木の影に隠れながら兵士たちの訓練をずっと見ていた。
魔眼で兵士たちの動きを学習しながら、こっそり自分で練習してみたり。
その時だった。
「そろそろ素振りでは物足りなくなってきたのではありませんか?」
木の棒で振っていると、背後から声がした。
ゾクッとした。
まるで気配を感じなかったからだ。
驚いて振り返ると、そこには一人の老紳士が立っていた。
執事のような格好をしているが、こんなヤツは見たことがない。
「えっと、あなたは?」
俺の問いに、老紳士は顔を歪めた。
明らかにイラっとしたのがわかる。見た目ほど紳士的な人ではないのかもしれない。
だが男はすぐに平静と取り戻し、静かに言った。
「ゼルディア家の兵士たちを取り纏める兵士長をしております。ジョリスと申します。お坊ちゃまには一度だけ剣の指導をしたことがあったはずなのですが……なるほど下々の顔など記憶するに値しないという訳ですか。悲しいですね」
「す、すみません。ここ数年の記憶が曖昧で」
ずいぶん嫌みったらしい物言いだが悪いのはこっちだ。
確か、一瞬で逃げ出したのだったか。
それにしても……なるほど、この人がジョリスか。
「あの時は酷い有様でしたが……ここ数日、こちらの様子を窺っているようですね」
「気付いていたんですか?」
「当然です。それだけ禍々しい魔力を発していれば」
禍々しい……ああそうか魔眼か。
気配が漏れているとは知らなかった。
「ですがやる気を出してくれたのなら結構。どうです? 今からでも
「あの……俺と直接戦って頂けませんか?」
「……はい?」
俺の言葉にジョリスは不快そうな顔をする。無理もない。生意気な子供だと思うだろう。
俺だって言っていてそう思う。
だが、魔眼の観察力がどの程度のものか、早く試してみたいのだ。
それに引退したとはいえかつて王国騎士団で部隊長をしていたジョリスは、魔眼の力を試すにはもってこいの相手だ。
「怪我をしても知りませんよ?」
しばらく悩んでいた様子だったジョリスは冷たくそう言った。
バカは痛い目を見ないとわからないか……そんな風に考えたのがわかる。
今はそれで構わない。
とにかく、殺される心配のない強い相手と戦えればそれで。
ジョリスの後に続き、訓練場に入ると、短めの木剣を手渡された。

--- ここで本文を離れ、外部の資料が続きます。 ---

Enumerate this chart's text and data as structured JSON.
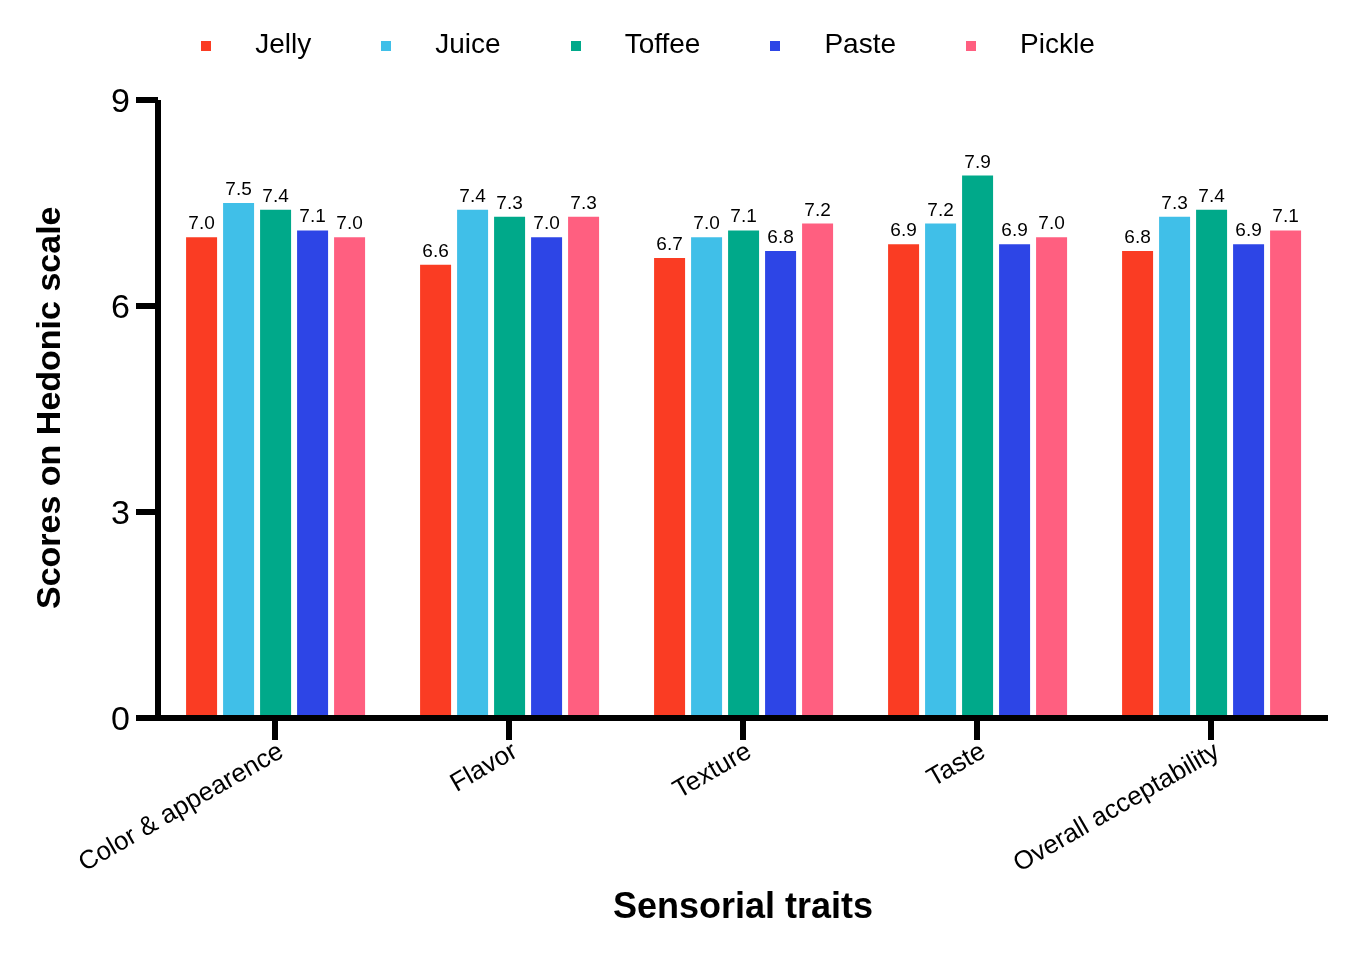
{
  "chart_data": {
    "type": "bar",
    "xlabel": "Sensorial traits",
    "ylabel": "Scores on Hedonic scale",
    "categories": [
      "Color & appearence",
      "Flavor",
      "Texture",
      "Taste",
      "Overall acceptability"
    ],
    "series": [
      {
        "name": "Jelly",
        "color": "#fa3c23",
        "values": [
          7.0,
          6.6,
          6.7,
          6.9,
          6.8
        ],
        "value_labels": [
          "7.0",
          "6.6",
          "6.7",
          "6.9",
          "6.8"
        ]
      },
      {
        "name": "Juice",
        "color": "#40bfe8",
        "values": [
          7.5,
          7.4,
          7.0,
          7.2,
          7.3
        ],
        "value_labels": [
          "7.5",
          "7.4",
          "7.0",
          "7.2",
          "7.3"
        ]
      },
      {
        "name": "Toffee",
        "color": "#00a98a",
        "values": [
          7.4,
          7.3,
          7.1,
          7.9,
          7.4
        ],
        "value_labels": [
          "7.4",
          "7.3",
          "7.1",
          "7.9",
          "7.4"
        ]
      },
      {
        "name": "Paste",
        "color": "#2d45e6",
        "values": [
          7.1,
          7.0,
          6.8,
          6.9,
          6.9
        ],
        "value_labels": [
          "7.1",
          "7.0",
          "6.8",
          "6.9",
          "6.9"
        ]
      },
      {
        "name": "Pickle",
        "color": "#ff5f80",
        "values": [
          7.0,
          7.3,
          7.2,
          7.0,
          7.1
        ],
        "value_labels": [
          "7.0",
          "7.3",
          "7.2",
          "7.0",
          "7.1"
        ]
      }
    ],
    "ylim": [
      0,
      9
    ],
    "yticks": [
      0,
      3,
      6,
      9
    ],
    "grid": false,
    "legend": "top"
  }
}
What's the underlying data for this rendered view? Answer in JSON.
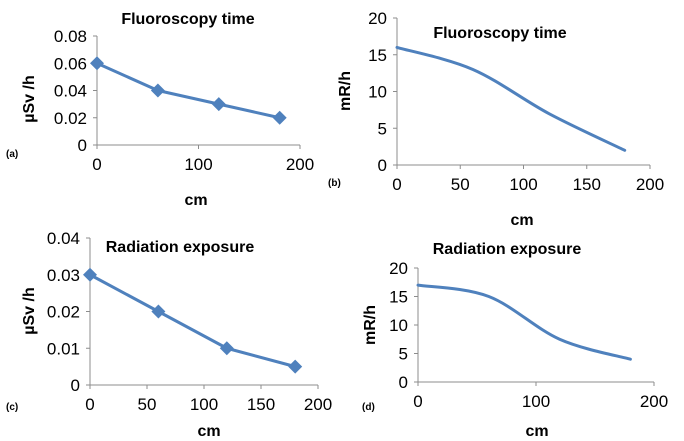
{
  "colors": {
    "series": "#4f81bd",
    "axis": "#8c8c8c"
  },
  "chart_data": [
    {
      "type": "line",
      "marker": "diamond",
      "title": "Fluoroscopy time",
      "panel_label": "(a)",
      "xlabel": "cm",
      "ylabel": "µSv /h",
      "x": [
        0,
        60,
        120,
        180
      ],
      "y": [
        0.06,
        0.04,
        0.03,
        0.02
      ],
      "xlim": [
        0,
        200
      ],
      "ylim": [
        0,
        0.08
      ],
      "xticks": [
        "0",
        "100",
        "200"
      ],
      "xtick_values": [
        0,
        100,
        200
      ],
      "yticks": [
        "0",
        "0.02",
        "0.04",
        "0.06",
        "0.08"
      ],
      "ytick_values": [
        0,
        0.02,
        0.04,
        0.06,
        0.08
      ],
      "grid": false
    },
    {
      "type": "line",
      "marker": "none",
      "smooth": true,
      "title": "Fluoroscopy time",
      "panel_label": "(b)",
      "xlabel": "cm",
      "ylabel": "mR/h",
      "x": [
        0,
        60,
        120,
        180
      ],
      "y": [
        16,
        13,
        7,
        2
      ],
      "xlim": [
        0,
        200
      ],
      "ylim": [
        0,
        20
      ],
      "xticks": [
        "0",
        "50",
        "100",
        "150",
        "200"
      ],
      "xtick_values": [
        0,
        50,
        100,
        150,
        200
      ],
      "yticks": [
        "0",
        "5",
        "10",
        "15",
        "20"
      ],
      "ytick_values": [
        0,
        5,
        10,
        15,
        20
      ],
      "grid": false
    },
    {
      "type": "line",
      "marker": "diamond",
      "title": "Radiation exposure",
      "panel_label": "(c)",
      "xlabel": "cm",
      "ylabel": "µSv /h",
      "x": [
        0,
        60,
        120,
        180
      ],
      "y": [
        0.03,
        0.02,
        0.01,
        0.005
      ],
      "xlim": [
        0,
        200
      ],
      "ylim": [
        0,
        0.04
      ],
      "xticks": [
        "0",
        "50",
        "100",
        "150",
        "200"
      ],
      "xtick_values": [
        0,
        50,
        100,
        150,
        200
      ],
      "yticks": [
        "0",
        "0.01",
        "0.02",
        "0.03",
        "0.04"
      ],
      "ytick_values": [
        0,
        0.01,
        0.02,
        0.03,
        0.04
      ],
      "grid": false
    },
    {
      "type": "line",
      "marker": "none",
      "smooth": true,
      "title": "Radiation exposure",
      "panel_label": "(d)",
      "xlabel": "cm",
      "ylabel": "mR/h",
      "x": [
        0,
        60,
        120,
        180
      ],
      "y": [
        17,
        15,
        7.5,
        4
      ],
      "xlim": [
        0,
        200
      ],
      "ylim": [
        0,
        20
      ],
      "xticks": [
        "0",
        "100",
        "200"
      ],
      "xtick_values": [
        0,
        100,
        200
      ],
      "yticks": [
        "0",
        "5",
        "10",
        "15",
        "20"
      ],
      "ytick_values": [
        0,
        5,
        10,
        15,
        20
      ],
      "grid": false
    }
  ]
}
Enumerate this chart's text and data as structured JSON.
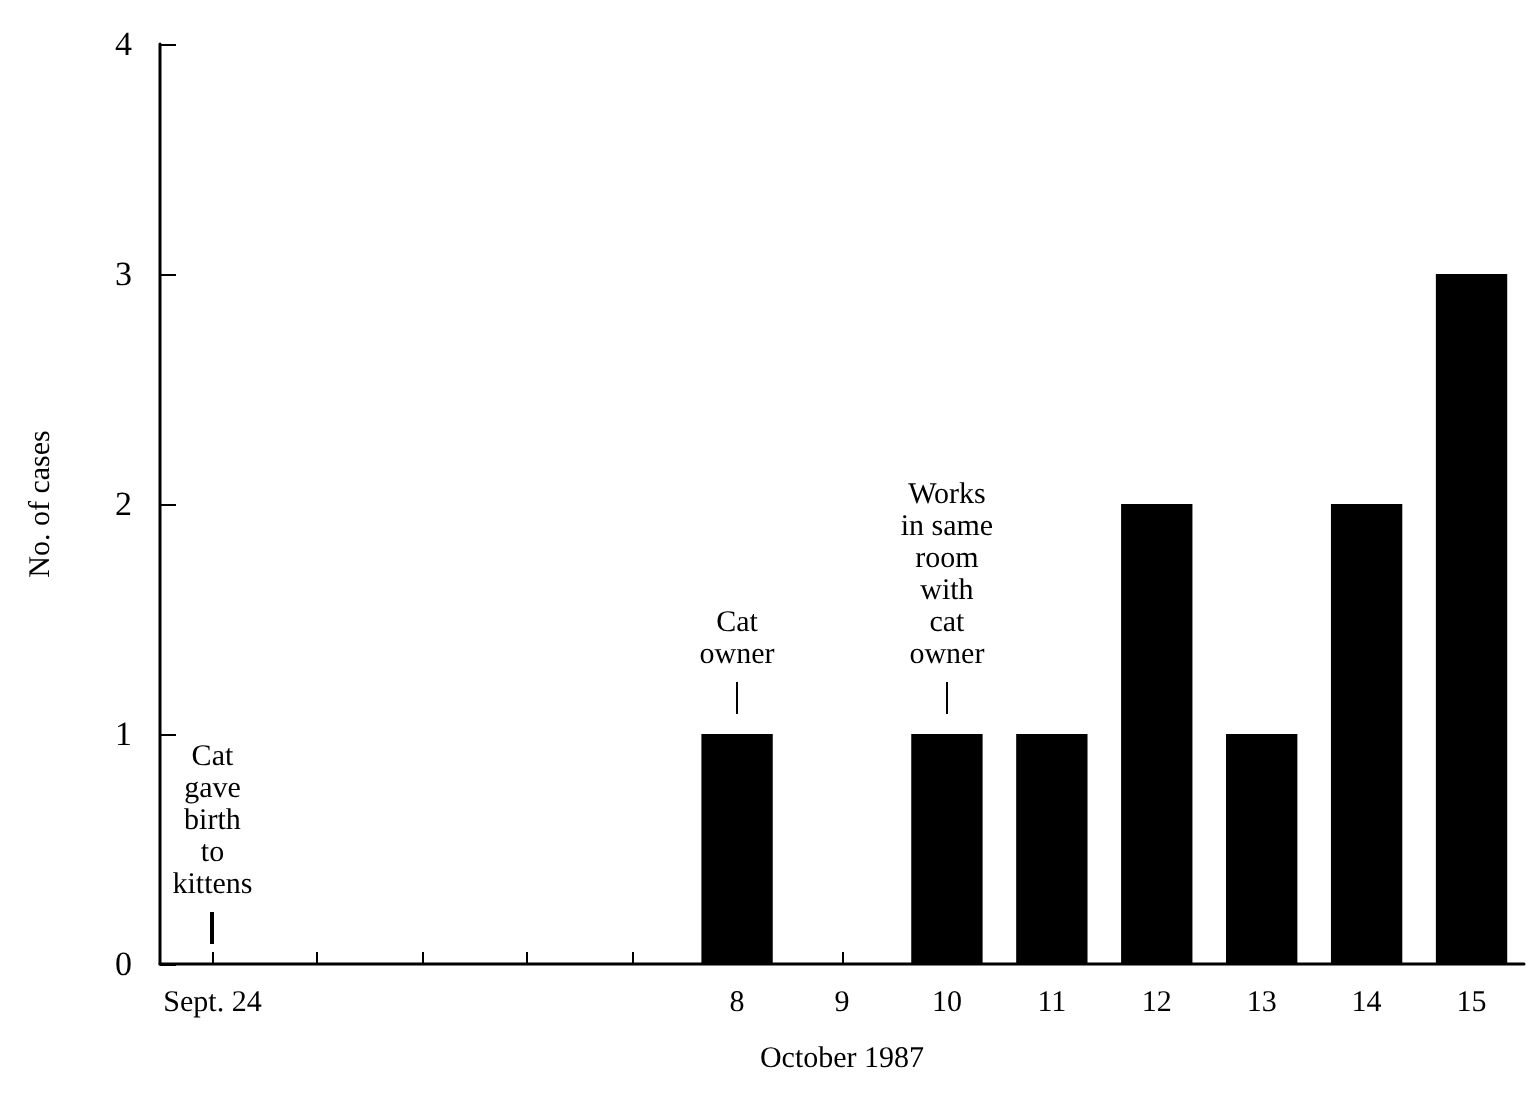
{
  "chart_data": {
    "type": "bar",
    "categories": [
      "Sept. 24",
      null,
      null,
      null,
      null,
      "8",
      "9",
      "10",
      "11",
      "12",
      "13",
      "14",
      "15"
    ],
    "values": [
      0,
      0,
      0,
      0,
      0,
      1,
      0,
      1,
      1,
      2,
      1,
      2,
      3
    ],
    "color": "#000000",
    "xlabel": "October 1987",
    "ylabel": "No. of cases",
    "ylim": [
      0,
      4
    ],
    "yticks": [
      0,
      1,
      2,
      3,
      4
    ],
    "annotations": [
      {
        "text": "Cat\ngave\nbirth\nto\nkittens",
        "x": "Sept. 24",
        "y": 0
      },
      {
        "text": "Cat\nowner",
        "x": "8",
        "y": 1
      },
      {
        "text": "Works\nin same\nroom\nwith\ncat\nowner",
        "x": "10",
        "y": 1
      }
    ]
  }
}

同じサイズの木剣をジョリスも握る。
「まさか兵士長が直接指導かよ……」
「おい、相手のガキって……」
「魔眼の子だ……」
いつの間にか兵士たちが訓練を止め、回りに集まってきていた。
俺は魔眼を起動すると、木剣を持つ手に力を込めた。
「さぁ坊ちゃま。どこからでもかかってきなさい」
お言葉に甘えて、真っ直ぐに打ち込むことにする。